Rohstoff-ETFs im Vergleich: der iShares Dow Jones-UBS Commodity Swap

Wer in Rohstoffe investieren will, tut das am besten mit Hilfe eines Investments in breit diversifizierte Indizes von Rohstoff-Futures, das hatten wir in den vergangenen Folgen unserer kleinen Rohstoff-Serie schon festgestellt. Aber wie funktioniert das praktisch? Nun: Grundsätzlich gibt es zwei Möglichkeiten: ETCs (Exchange Traded Commodities, börsengehandelte Rohstoffe) und ETFs (Exchange Traded Funds, börsengehandelte Indexfonds also). Erstere allerdings sind rechtlich Inhaberschuldverschreibungen und unterliegen einem Emittentenrisiko. Das fällt bei den als Sondervermögen aufgelegten ETFs flach. Daher stelle ich nun nacheinander vier Rohstoff-Fonds vor, die in Deutschland zugelassen sind.

Marktführer iShares hat einen Rohstoff-Indexfonds mit Domizil Deutschland im Angebot. Wie alle Rohstoff-ETFs ist er thesaurierend und nutzt Swaps zur Abbildung der Index-Performance. Der zugrunde liegende Index ist der Dow Jones-AIG CommoditySM. Abgebildet wird die Total-Return-Variante des Index. Das heißt, Zinsgewinne aus den für den Erwerb von Futures zu hinterlegenden Sicherheiten werden bei der Performance berücksichtigt.

So wird der Dow Jones-UBS Commodity-Index gebildet

Das Anlageuniversum des Index besteht aus den liquidesten Futures auf 23 Rohstoffe, die in den USA oder in London gehandelt werden. Daraus werden 19 Futures für den Index ausgewählt. Die Kriterien dafür sind das Handelsvolumen (mit doppeltem Gewicht) und das Produktionsvolumen aller 23 Rohstoffe.

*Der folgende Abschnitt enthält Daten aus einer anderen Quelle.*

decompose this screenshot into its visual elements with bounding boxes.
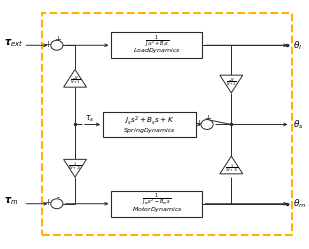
Text: $\boldsymbol{\tau}_m$: $\boldsymbol{\tau}_m$ (4, 195, 18, 207)
Bar (103, 112, 196, 137)
Text: $\frac{1}{(N+1)}$: $\frac{1}{(N+1)}$ (68, 161, 82, 171)
Text: $J_ss^2+B_ss+K$: $J_ss^2+B_ss+K$ (124, 114, 175, 127)
Text: -: - (57, 193, 60, 202)
Text: $\frac{1}{J_ls^2+B_ls}$: $\frac{1}{J_ls^2+B_ls}$ (145, 33, 169, 50)
Text: $\frac{1}{(N+1)}$: $\frac{1}{(N+1)}$ (225, 162, 238, 173)
Bar (112, 32, 202, 58)
Text: $\boldsymbol{\tau}_{ext}$: $\boldsymbol{\tau}_{ext}$ (4, 37, 23, 49)
Text: $\tau_s$: $\tau_s$ (85, 113, 94, 124)
Polygon shape (64, 159, 87, 177)
Text: +: + (44, 40, 51, 49)
Circle shape (51, 199, 63, 209)
Polygon shape (64, 69, 87, 87)
Polygon shape (220, 75, 243, 93)
Circle shape (201, 120, 213, 129)
Text: $\frac{-N}{N+1}$: $\frac{-N}{N+1}$ (226, 76, 237, 87)
Text: $SpringDynamics$: $SpringDynamics$ (123, 126, 176, 135)
Text: $LoadDynamics$: $LoadDynamics$ (133, 47, 181, 56)
Polygon shape (220, 156, 243, 174)
Circle shape (51, 40, 63, 50)
Text: $\theta_l$: $\theta_l$ (293, 39, 302, 52)
Bar (42, 13, 292, 235)
Text: $\theta_s$: $\theta_s$ (293, 118, 303, 131)
Text: +: + (204, 114, 211, 123)
Text: $MotorDynamics$: $MotorDynamics$ (132, 205, 182, 214)
Text: $\frac{-N}{N+1}$: $\frac{-N}{N+1}$ (70, 75, 80, 86)
Text: $\theta_m$: $\theta_m$ (293, 197, 306, 210)
Bar (112, 191, 202, 217)
Text: +: + (55, 35, 61, 44)
Text: $\frac{1}{J_ms^2-B_ms}$: $\frac{1}{J_ms^2-B_ms}$ (142, 192, 171, 208)
Text: +: + (44, 198, 51, 207)
Text: +: + (195, 119, 202, 128)
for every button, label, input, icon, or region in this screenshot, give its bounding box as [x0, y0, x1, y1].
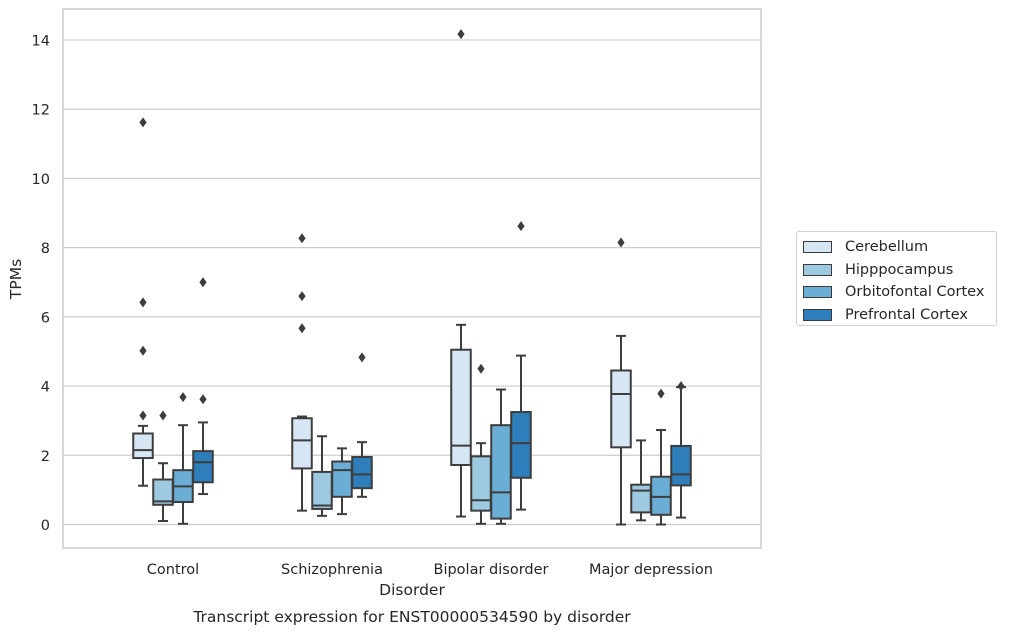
outlier-point [358, 352, 366, 363]
box-cerebellum [450, 29, 472, 518]
box-hipppocampus [630, 439, 652, 522]
outlier-point [457, 29, 465, 40]
outlier-point [139, 297, 147, 308]
y-tick-label: 10 [32, 172, 50, 188]
x-tick-label: Bipolar disorder [434, 562, 549, 578]
legend-item: Prefrontal Cortex [803, 304, 996, 327]
chart-title: Transcript expression for ENST0000053459… [192, 608, 631, 626]
legend-label: Prefrontal Cortex [845, 306, 968, 323]
outlier-point [298, 233, 306, 244]
legend-item: Cerebellum [803, 236, 996, 259]
outlier-point [139, 410, 147, 421]
iqr-box [670, 444, 692, 487]
box-hipppocampus [470, 363, 492, 525]
box-hipppocampus [152, 410, 174, 523]
x-tick-label: Schizophrenia [281, 562, 383, 578]
outlier-point [179, 392, 187, 403]
iqr-box [311, 470, 333, 510]
legend-swatch [803, 241, 832, 254]
iqr-box [331, 460, 353, 498]
legend-label: Hipppocampus [845, 261, 954, 278]
box-prefrontal-cortex [670, 381, 692, 519]
legend-item: Hipppocampus [803, 259, 996, 282]
legend-swatch [803, 263, 832, 276]
iqr-box [351, 456, 373, 490]
box-prefrontal-cortex [510, 221, 532, 511]
outlier-point [199, 277, 207, 288]
outlier-point [657, 388, 665, 399]
y-tick-label: 14 [32, 34, 50, 50]
legend-label: Orbitofontal Cortex [845, 284, 985, 301]
y-tick-label: 8 [41, 241, 50, 257]
legend-label: Cerebellum [845, 239, 929, 256]
outlier-point [298, 323, 306, 334]
box-cerebellum [132, 117, 154, 487]
legend-item: Orbitofontal Cortex [803, 281, 996, 304]
iqr-box [510, 411, 532, 479]
outlier-point [139, 117, 147, 128]
plot-frame [62, 8, 762, 549]
x-tick-label: Major depression [589, 562, 713, 578]
y-tick-label: 6 [41, 310, 50, 326]
box-hipppocampus [311, 435, 333, 517]
y-tick-label: 12 [32, 103, 50, 119]
iqr-box [450, 348, 472, 466]
box-cerebellum [610, 237, 632, 526]
iqr-box [192, 450, 214, 484]
iqr-box [610, 369, 632, 449]
outlier-point [159, 410, 167, 421]
iqr-box [490, 424, 512, 520]
y-tick-label: 0 [41, 518, 50, 534]
box-orbitofontal-cortex [331, 447, 353, 516]
y-tick-label: 4 [41, 380, 50, 396]
box-prefrontal-cortex [351, 352, 373, 498]
x-tick-label: Control [147, 562, 199, 578]
outlier-point [477, 363, 485, 374]
x-axis-label: Disorder [379, 581, 445, 599]
box-orbitofontal-cortex [490, 388, 512, 525]
box-orbitofontal-cortex [172, 392, 194, 525]
outlier-point [139, 345, 147, 356]
iqr-box [650, 475, 672, 516]
iqr-box [132, 432, 154, 460]
outlier-point [199, 394, 207, 405]
legend-swatch [803, 286, 832, 299]
chart-legend: Cerebellum Hipppocampus Orbitofontal Corte… [796, 231, 997, 326]
y-tick-label: 2 [41, 449, 50, 465]
iqr-box [470, 455, 492, 512]
outlier-point [298, 291, 306, 302]
outlier-point [617, 237, 625, 248]
box-orbitofontal-cortex [650, 388, 672, 526]
outlier-point [677, 381, 685, 392]
outlier-point [517, 221, 525, 232]
legend-swatch [803, 308, 832, 321]
box-prefrontal-cortex [192, 277, 214, 496]
box-cerebellum [291, 233, 313, 512]
y-axis-label: TPMs [7, 259, 25, 300]
iqr-box [630, 483, 652, 514]
iqr-box [291, 417, 313, 470]
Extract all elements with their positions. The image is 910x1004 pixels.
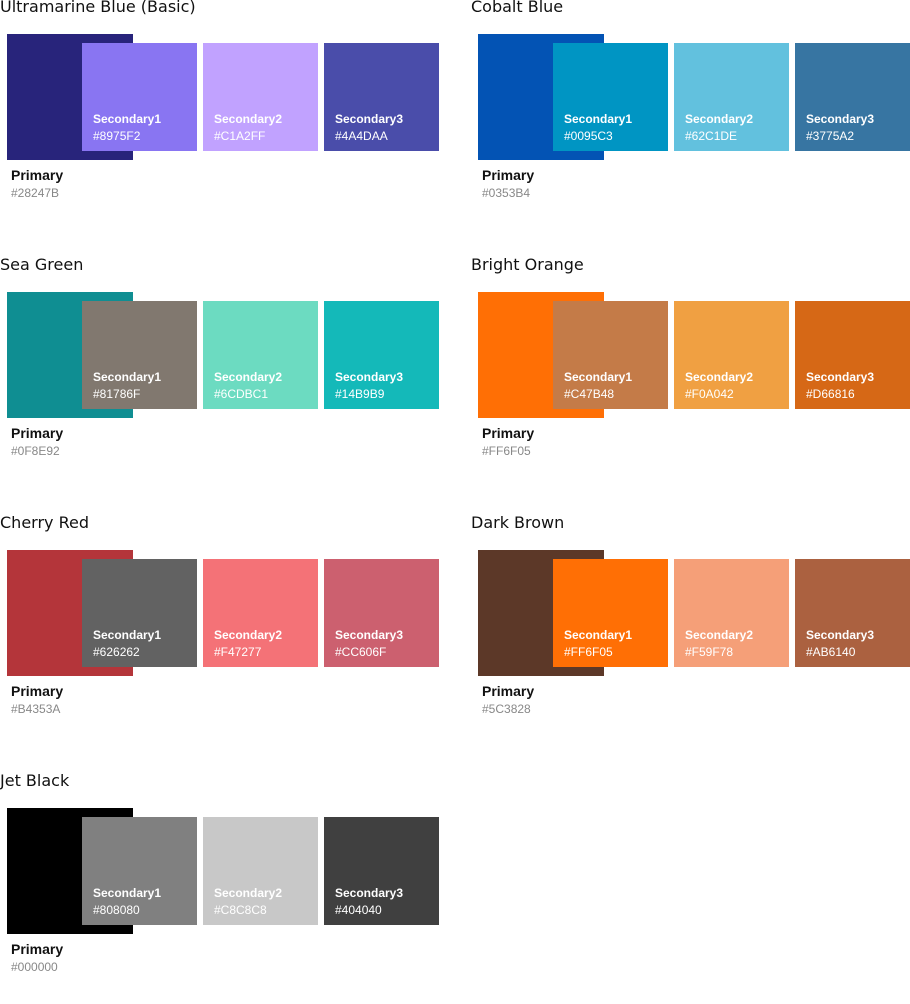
secondary2-swatch: Secondary2 #F59F78 bbox=[674, 559, 789, 667]
secondary2-hex: #F47277 bbox=[214, 645, 262, 659]
secondary3-label: Secondary3 bbox=[335, 112, 404, 126]
secondary1-hex: #626262 bbox=[93, 645, 140, 659]
secondary3-swatch: Secondary3 #CC606F bbox=[324, 559, 439, 667]
secondary2-swatch: Secondary2 #62C1DE bbox=[674, 43, 789, 151]
secondary2-swatch: Secondary2 #F0A042 bbox=[674, 301, 789, 409]
secondary2-hex: #F0A042 bbox=[685, 387, 734, 401]
palette-dark-brown: Dark Brown Primary #5C3828 Secondary1 #F… bbox=[471, 513, 910, 746]
secondary1-swatch: Secondary1 #626262 bbox=[82, 559, 197, 667]
primary-label: Primary bbox=[11, 167, 64, 183]
primary-label: Primary bbox=[11, 941, 64, 957]
palette-cherry-red: Cherry Red Primary #B4353A Secondary1 #6… bbox=[0, 513, 440, 746]
secondary1-hex: #0095C3 bbox=[564, 129, 613, 143]
palette-sea-green: Sea Green Primary #0F8E92 Secondary1 #81… bbox=[0, 255, 440, 488]
secondary3-swatch: Secondary3 #4A4DAA bbox=[324, 43, 439, 151]
primary-label: Primary bbox=[482, 683, 535, 699]
secondary3-swatch: Secondary3 #14B9B9 bbox=[324, 301, 439, 409]
secondary3-swatch: Secondary3 #AB6140 bbox=[795, 559, 910, 667]
secondary1-label: Secondary1 bbox=[93, 886, 162, 900]
secondary1-hex: #8975F2 bbox=[93, 129, 141, 143]
secondary3-label: Secondary3 bbox=[335, 628, 404, 642]
secondary2-swatch: Secondary2 #C8C8C8 bbox=[203, 817, 318, 925]
secondary3-hex: #4A4DAA bbox=[335, 129, 388, 143]
secondary2-label: Secondary2 bbox=[214, 886, 283, 900]
palette-title: Jet Black bbox=[0, 771, 70, 790]
primary-label: Primary bbox=[482, 425, 535, 441]
secondary2-label: Secondary2 bbox=[214, 628, 283, 642]
secondary2-label: Secondary2 bbox=[214, 112, 283, 126]
secondary3-label: Secondary3 bbox=[806, 370, 875, 384]
secondary2-hex: #C1A2FF bbox=[214, 129, 266, 143]
secondary3-swatch: Secondary3 #404040 bbox=[324, 817, 439, 925]
secondary3-swatch: Secondary3 #D66816 bbox=[795, 301, 910, 409]
secondary3-label: Secondary3 bbox=[335, 886, 404, 900]
primary-hex: #FF6F05 bbox=[482, 444, 531, 458]
secondary1-hex: #FF6F05 bbox=[564, 645, 613, 659]
secondary1-label: Secondary1 bbox=[93, 112, 162, 126]
primary-label: Primary bbox=[482, 167, 535, 183]
secondary1-label: Secondary1 bbox=[564, 112, 633, 126]
palette-jet-black: Jet Black Primary #000000 Secondary1 #80… bbox=[0, 771, 440, 1004]
secondary3-hex: #3775A2 bbox=[806, 129, 855, 143]
secondary1-hex: #81786F bbox=[93, 387, 141, 401]
primary-hex: #0F8E92 bbox=[11, 444, 60, 458]
secondary1-hex: #C47B48 bbox=[564, 387, 615, 401]
secondary1-swatch: Secondary1 #FF6F05 bbox=[553, 559, 668, 667]
secondary1-swatch: Secondary1 #C47B48 bbox=[553, 301, 668, 409]
secondary1-swatch: Secondary1 #8975F2 bbox=[82, 43, 197, 151]
secondary3-swatch: Secondary3 #3775A2 bbox=[795, 43, 910, 151]
palette-title: Bright Orange bbox=[471, 255, 584, 274]
secondary2-hex: #6CDBC1 bbox=[214, 387, 269, 401]
secondary2-hex: #62C1DE bbox=[685, 129, 738, 143]
palette-bright-orange: Bright Orange Primary #FF6F05 Secondary1… bbox=[471, 255, 910, 488]
secondary2-label: Secondary2 bbox=[214, 370, 283, 384]
secondary2-label: Secondary2 bbox=[685, 370, 754, 384]
secondary1-label: Secondary1 bbox=[564, 628, 633, 642]
palette-cobalt-blue: Cobalt Blue Primary #0353B4 Secondary1 #… bbox=[471, 0, 910, 230]
primary-hex: #28247B bbox=[11, 186, 60, 200]
secondary1-label: Secondary1 bbox=[93, 370, 162, 384]
secondary1-hex: #808080 bbox=[93, 903, 140, 917]
secondary3-hex: #404040 bbox=[335, 903, 382, 917]
secondary2-swatch: Secondary2 #6CDBC1 bbox=[203, 301, 318, 409]
secondary2-swatch: Secondary2 #F47277 bbox=[203, 559, 318, 667]
secondary2-hex: #F59F78 bbox=[685, 645, 734, 659]
secondary1-swatch: Secondary1 #808080 bbox=[82, 817, 197, 925]
palette-title: Cobalt Blue bbox=[471, 0, 564, 16]
palette-title: Sea Green bbox=[0, 255, 84, 274]
secondary3-hex: #AB6140 bbox=[806, 645, 856, 659]
secondary1-swatch: Secondary1 #0095C3 bbox=[553, 43, 668, 151]
secondary1-label: Secondary1 bbox=[93, 628, 162, 642]
secondary3-hex: #CC606F bbox=[335, 645, 387, 659]
secondary2-hex: #C8C8C8 bbox=[214, 903, 267, 917]
secondary1-swatch: Secondary1 #81786F bbox=[82, 301, 197, 409]
primary-hex: #0353B4 bbox=[482, 186, 531, 200]
primary-label: Primary bbox=[11, 683, 64, 699]
secondary1-label: Secondary1 bbox=[564, 370, 633, 384]
palette-title: Dark Brown bbox=[471, 513, 565, 532]
primary-hex: #5C3828 bbox=[482, 702, 531, 716]
secondary3-label: Secondary3 bbox=[335, 370, 404, 384]
secondary2-label: Secondary2 bbox=[685, 112, 754, 126]
secondary3-label: Secondary3 bbox=[806, 112, 875, 126]
secondary3-label: Secondary3 bbox=[806, 628, 875, 642]
palette-title: Ultramarine Blue (Basic) bbox=[0, 0, 196, 16]
secondary2-label: Secondary2 bbox=[685, 628, 754, 642]
secondary3-hex: #14B9B9 bbox=[335, 387, 385, 401]
secondary2-swatch: Secondary2 #C1A2FF bbox=[203, 43, 318, 151]
palette-title: Cherry Red bbox=[0, 513, 89, 532]
palette-ultramarine-blue: Ultramarine Blue (Basic) Primary #28247B… bbox=[0, 0, 440, 230]
primary-hex: #000000 bbox=[11, 960, 58, 974]
primary-hex: #B4353A bbox=[11, 702, 61, 716]
secondary3-hex: #D66816 bbox=[806, 387, 855, 401]
primary-label: Primary bbox=[11, 425, 64, 441]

Bei der Zusammensetzung des Index gilt: Kein Future darf weniger als 2 Prozent oder mehr als 15 Prozent des Indexvolumens ausmachen. Außerdem darf kein Rohstoffsektor mehr als 33 Prozent des Indexvolumens ausmachen. Dadurch wird also eine breite Diversifizierung des Index gewährleistet. Die Zusammensetzung des Dow Jones-AIG CommoditySM wird einmal im Jahr überprüft und verändert.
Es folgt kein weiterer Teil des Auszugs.